Beth came over last Wednesday and hung out. She’s pretty cool. Wonder if Molly saw? Beth called earlier and we spoke for a bit. We’re going to the Timberwolves game on Tuesday. I don’t know if this will go or progress into anything. I don’t know I want it to. I don’t know if I want to be lying in bed with Beth and thinking about the girl on the other side of my living room wall. I don’t know if I could do that to Beth. She could be a good, cool friend – the companionship is nice too.
Tonight on the phone, Beth said she couldn’t figure me out. She asked me what my “deal” was. Jeanine called me an “enigma” too. I cast -off this aura of mystery and I don’t even mean to. The last thing I want to happen is to be constantly wishing I was with Molly when I’m with Beth. I couldn’t handle that.

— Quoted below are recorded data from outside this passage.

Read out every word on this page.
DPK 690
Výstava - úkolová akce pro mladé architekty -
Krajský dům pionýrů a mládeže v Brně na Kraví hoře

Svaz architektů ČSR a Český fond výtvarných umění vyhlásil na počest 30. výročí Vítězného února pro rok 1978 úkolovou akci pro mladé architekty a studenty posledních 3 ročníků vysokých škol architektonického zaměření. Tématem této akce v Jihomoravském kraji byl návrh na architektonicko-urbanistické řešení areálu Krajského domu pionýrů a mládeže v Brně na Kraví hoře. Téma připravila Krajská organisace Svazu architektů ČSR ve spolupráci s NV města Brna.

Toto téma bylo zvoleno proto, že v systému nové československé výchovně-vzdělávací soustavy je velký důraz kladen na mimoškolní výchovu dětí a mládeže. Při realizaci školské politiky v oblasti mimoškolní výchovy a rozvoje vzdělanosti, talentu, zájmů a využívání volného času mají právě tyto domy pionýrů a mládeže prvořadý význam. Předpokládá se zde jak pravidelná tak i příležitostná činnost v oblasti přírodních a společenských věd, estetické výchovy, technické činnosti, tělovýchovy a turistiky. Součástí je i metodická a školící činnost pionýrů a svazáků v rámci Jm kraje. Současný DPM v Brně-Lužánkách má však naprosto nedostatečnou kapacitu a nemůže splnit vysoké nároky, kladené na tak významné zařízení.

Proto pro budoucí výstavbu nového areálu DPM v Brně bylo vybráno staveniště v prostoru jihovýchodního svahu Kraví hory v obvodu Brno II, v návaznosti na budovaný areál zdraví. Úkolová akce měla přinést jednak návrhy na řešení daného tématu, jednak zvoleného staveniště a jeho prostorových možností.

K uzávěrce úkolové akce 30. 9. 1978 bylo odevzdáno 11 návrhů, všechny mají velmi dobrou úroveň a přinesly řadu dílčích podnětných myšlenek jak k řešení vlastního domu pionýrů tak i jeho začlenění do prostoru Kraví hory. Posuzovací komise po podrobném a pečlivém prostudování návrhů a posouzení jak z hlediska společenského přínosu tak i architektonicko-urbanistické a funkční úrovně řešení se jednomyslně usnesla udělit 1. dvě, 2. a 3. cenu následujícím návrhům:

And last night, Molly came home with a guy. I find it hard to believe that it was a b/f, though. He was really tall and awkward looking. They came back around 6pm, so I don’t know. But tonight she came home alone around 9pm. Speaking of hard to figure out. She stays home the past three Friday nights, I’ve never seen her come home with someone ’til last night, and she comes home alone tonight.
Molly used to come over and talked but stopped. I think about Molly too much. I can’t figure out why she completely stopped being nice and flirting with me. Is she too shy? I don’t know. I’m going to pursue her starting this week. More on that later.